Vice Presidential Debate

I was hopeful that John Edwards would articulate the philosophical differences between Democrats and Republicans more effectively than, in my opinion, he did. Cheney caricatured it well but I don't even remember Edwards's response because he didn't seem to directly address this important philosophical difference. There are critical differences of philosophy that the Democrats are not getting to that would be effective and convincing if they would go a few steps further. Economically there are two main strains that have emerged: yes, one wants to cut taxes but is simultaneously created enormous debt, it seems. Is that any better than the critique of Democrats as tax-raising social spenders? One is concerned to de-regulate businesses, take burdens off businesses, and the other is more concerned with individuals and their suffering. Both address the needs of people but through different approaches. Yes, socially there are differences, too, and Democrats represent a strain that believes the ladder of success should not be pulled up by those making more money. This strain sees the nation and the world more as a community in need of aid while the Republican stream sees a world in need of democracy that creates opportunities for business and capitalism and our American version of freedom.

Edwards spoke repeatedly about the non-connection between Al-Qaida and Iraq. The reports have already established this and the Republicans are not pushing this point hard enough to warrant a counter attack from Democrats. So if Democrats would focus on the notion that our miscues in foreign policy have created an even less secure world today because they are engendering more hatred toward us with attitudes and actions worldwide, then I think more would sit up and take notice.
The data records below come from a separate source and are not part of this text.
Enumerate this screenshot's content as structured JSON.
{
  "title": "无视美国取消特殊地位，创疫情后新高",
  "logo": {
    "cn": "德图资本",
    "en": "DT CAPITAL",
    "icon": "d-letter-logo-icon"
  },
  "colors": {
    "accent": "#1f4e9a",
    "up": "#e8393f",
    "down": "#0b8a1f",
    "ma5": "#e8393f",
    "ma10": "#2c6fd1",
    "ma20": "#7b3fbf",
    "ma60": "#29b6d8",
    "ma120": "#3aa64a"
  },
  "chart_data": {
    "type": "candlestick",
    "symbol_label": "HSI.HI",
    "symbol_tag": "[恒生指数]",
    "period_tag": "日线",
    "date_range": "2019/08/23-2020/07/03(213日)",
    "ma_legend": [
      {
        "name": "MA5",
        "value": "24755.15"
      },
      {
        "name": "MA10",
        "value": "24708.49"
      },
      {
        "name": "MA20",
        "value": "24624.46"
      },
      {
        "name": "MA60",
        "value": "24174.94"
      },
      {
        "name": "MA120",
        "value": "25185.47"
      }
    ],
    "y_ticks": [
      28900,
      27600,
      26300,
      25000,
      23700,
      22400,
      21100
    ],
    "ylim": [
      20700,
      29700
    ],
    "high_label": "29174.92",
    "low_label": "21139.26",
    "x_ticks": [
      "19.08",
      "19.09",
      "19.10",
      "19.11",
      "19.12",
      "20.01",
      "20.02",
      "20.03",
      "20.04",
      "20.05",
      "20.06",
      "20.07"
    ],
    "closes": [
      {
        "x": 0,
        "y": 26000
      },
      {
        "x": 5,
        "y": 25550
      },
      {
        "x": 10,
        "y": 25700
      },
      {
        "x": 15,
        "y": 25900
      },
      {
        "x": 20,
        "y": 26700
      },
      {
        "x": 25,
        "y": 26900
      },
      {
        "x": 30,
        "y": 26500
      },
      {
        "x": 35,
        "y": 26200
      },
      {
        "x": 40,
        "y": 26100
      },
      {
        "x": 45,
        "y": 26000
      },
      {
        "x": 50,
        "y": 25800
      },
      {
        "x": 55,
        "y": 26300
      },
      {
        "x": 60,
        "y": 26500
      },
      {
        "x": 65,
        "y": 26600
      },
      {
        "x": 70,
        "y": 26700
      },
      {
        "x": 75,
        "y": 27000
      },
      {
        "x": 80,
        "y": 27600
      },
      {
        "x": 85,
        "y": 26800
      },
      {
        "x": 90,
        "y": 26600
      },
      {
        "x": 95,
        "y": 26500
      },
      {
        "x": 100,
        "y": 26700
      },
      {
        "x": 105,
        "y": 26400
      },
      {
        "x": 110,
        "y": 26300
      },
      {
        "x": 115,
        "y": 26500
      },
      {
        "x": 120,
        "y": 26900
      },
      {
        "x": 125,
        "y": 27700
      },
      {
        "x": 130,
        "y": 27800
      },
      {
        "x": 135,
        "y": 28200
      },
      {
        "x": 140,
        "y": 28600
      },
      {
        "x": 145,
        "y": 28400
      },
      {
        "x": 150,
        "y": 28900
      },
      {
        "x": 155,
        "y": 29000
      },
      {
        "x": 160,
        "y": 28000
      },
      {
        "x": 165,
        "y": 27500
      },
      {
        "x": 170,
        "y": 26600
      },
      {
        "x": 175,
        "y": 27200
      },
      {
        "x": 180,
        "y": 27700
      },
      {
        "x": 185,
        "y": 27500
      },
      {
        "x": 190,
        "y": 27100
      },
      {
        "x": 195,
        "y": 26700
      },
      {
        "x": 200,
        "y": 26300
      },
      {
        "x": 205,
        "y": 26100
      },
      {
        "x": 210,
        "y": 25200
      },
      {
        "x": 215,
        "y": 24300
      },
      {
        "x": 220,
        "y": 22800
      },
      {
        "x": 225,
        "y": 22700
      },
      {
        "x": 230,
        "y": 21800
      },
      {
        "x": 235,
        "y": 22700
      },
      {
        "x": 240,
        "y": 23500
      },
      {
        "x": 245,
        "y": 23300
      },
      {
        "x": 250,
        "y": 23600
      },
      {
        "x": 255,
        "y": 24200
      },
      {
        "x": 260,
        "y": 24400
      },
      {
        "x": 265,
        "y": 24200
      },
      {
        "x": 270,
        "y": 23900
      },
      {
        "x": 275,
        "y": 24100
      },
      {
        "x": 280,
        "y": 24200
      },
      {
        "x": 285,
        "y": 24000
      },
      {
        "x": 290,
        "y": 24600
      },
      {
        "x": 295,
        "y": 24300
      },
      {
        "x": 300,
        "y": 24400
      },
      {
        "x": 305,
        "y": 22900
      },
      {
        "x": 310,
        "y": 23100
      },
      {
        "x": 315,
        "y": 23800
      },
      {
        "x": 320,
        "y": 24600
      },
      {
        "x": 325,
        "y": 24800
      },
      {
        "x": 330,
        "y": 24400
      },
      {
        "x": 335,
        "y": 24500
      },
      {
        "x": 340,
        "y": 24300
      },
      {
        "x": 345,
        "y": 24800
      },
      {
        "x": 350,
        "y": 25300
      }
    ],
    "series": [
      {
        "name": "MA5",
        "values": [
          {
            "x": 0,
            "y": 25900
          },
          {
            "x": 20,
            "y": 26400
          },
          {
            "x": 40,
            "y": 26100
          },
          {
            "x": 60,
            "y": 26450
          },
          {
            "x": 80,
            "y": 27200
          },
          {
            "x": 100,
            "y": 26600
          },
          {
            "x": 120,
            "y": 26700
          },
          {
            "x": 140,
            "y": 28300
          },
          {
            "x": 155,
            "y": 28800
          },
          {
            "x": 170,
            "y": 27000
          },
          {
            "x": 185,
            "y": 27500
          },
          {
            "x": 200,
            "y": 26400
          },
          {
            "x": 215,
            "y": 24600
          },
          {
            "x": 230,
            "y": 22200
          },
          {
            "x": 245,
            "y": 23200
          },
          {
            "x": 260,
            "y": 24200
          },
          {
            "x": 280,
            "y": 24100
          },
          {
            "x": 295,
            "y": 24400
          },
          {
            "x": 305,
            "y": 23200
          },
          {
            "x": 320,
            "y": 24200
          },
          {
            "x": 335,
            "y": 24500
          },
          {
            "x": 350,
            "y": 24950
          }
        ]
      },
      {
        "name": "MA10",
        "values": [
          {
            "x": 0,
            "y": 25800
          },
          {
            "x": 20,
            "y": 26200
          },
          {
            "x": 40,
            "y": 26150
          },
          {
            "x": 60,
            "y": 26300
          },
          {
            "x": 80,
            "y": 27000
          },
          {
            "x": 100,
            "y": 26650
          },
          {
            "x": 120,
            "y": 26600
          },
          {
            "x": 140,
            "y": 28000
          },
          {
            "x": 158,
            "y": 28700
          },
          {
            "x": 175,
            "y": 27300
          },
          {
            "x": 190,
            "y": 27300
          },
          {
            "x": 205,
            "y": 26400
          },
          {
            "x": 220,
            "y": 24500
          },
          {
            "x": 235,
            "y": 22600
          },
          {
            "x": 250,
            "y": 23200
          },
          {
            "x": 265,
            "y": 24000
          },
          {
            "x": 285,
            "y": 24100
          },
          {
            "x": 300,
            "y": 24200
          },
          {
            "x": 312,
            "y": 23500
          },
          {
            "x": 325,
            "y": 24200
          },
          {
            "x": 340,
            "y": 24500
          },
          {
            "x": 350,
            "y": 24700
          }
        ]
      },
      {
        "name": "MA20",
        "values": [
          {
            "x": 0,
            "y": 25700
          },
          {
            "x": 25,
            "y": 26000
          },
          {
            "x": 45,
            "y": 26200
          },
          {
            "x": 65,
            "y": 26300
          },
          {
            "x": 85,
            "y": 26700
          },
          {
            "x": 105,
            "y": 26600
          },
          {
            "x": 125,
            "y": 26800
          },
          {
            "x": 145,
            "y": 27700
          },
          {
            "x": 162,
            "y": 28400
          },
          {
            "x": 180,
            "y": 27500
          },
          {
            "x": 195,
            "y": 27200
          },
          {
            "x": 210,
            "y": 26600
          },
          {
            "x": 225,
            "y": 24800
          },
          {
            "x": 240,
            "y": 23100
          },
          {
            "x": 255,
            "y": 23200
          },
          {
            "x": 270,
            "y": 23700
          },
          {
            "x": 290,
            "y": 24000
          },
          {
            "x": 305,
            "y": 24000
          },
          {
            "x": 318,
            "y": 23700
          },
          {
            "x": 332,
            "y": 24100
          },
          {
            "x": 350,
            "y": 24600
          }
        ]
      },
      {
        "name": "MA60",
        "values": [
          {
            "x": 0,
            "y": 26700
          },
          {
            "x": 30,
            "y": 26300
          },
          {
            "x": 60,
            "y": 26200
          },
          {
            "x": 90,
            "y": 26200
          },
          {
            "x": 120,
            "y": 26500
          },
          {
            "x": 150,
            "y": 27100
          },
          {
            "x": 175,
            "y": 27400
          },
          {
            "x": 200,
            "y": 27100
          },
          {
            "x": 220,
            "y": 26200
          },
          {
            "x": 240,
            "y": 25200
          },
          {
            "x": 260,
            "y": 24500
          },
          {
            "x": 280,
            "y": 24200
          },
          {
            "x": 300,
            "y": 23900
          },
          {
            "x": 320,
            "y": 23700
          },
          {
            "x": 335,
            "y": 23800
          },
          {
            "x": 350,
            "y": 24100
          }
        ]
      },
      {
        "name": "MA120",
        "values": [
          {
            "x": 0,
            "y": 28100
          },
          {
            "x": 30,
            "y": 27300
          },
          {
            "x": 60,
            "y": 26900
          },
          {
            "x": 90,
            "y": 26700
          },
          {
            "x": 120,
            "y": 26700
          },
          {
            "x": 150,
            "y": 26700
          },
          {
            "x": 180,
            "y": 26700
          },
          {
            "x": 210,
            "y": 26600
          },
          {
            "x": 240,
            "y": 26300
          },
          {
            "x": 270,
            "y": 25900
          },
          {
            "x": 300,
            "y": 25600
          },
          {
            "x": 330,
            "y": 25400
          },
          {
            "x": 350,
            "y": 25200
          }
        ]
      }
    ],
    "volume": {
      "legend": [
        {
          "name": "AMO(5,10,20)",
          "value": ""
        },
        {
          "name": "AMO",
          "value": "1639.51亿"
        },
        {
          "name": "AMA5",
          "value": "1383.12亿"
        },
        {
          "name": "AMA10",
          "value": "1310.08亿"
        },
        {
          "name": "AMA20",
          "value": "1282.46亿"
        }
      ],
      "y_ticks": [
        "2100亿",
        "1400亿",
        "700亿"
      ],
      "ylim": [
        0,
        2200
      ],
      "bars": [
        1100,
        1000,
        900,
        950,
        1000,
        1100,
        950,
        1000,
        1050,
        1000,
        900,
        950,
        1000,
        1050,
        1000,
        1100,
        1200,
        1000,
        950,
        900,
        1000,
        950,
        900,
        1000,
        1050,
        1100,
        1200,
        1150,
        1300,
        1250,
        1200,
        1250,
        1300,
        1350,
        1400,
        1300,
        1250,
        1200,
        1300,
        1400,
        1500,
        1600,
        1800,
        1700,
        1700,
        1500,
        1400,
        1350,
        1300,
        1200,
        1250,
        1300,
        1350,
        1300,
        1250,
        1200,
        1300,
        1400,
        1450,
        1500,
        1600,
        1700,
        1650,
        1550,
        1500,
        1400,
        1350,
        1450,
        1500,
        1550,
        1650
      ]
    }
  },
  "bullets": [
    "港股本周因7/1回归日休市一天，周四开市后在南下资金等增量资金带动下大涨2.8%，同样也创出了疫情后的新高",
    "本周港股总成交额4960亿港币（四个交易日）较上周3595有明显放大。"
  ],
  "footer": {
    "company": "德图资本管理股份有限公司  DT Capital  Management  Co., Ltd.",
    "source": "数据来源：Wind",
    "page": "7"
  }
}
Further articulating the philosophical differences would help Democrats, since the Republicans position (at least President Bush's) is wrong for good diplomacy: the idea that anyone who is not with us is against us. Jesus said this after the Pharisees accused him of casting out demons in the name of Beelzebub (Mt 12:30), but I do not support our president saying it on a world scale. This has alienated many nations and continued the rhetoric that sounds as evil to insurrectionists as Islamic fundamentalism sounds to us. To say that people hate freedom and are simply evil and that's why they hate us, puts too many Americans completely on the wrong track of discerning foreign policy. Foreign policy even before the war in Iraq is part of why many nations do not support our actions and "hate us."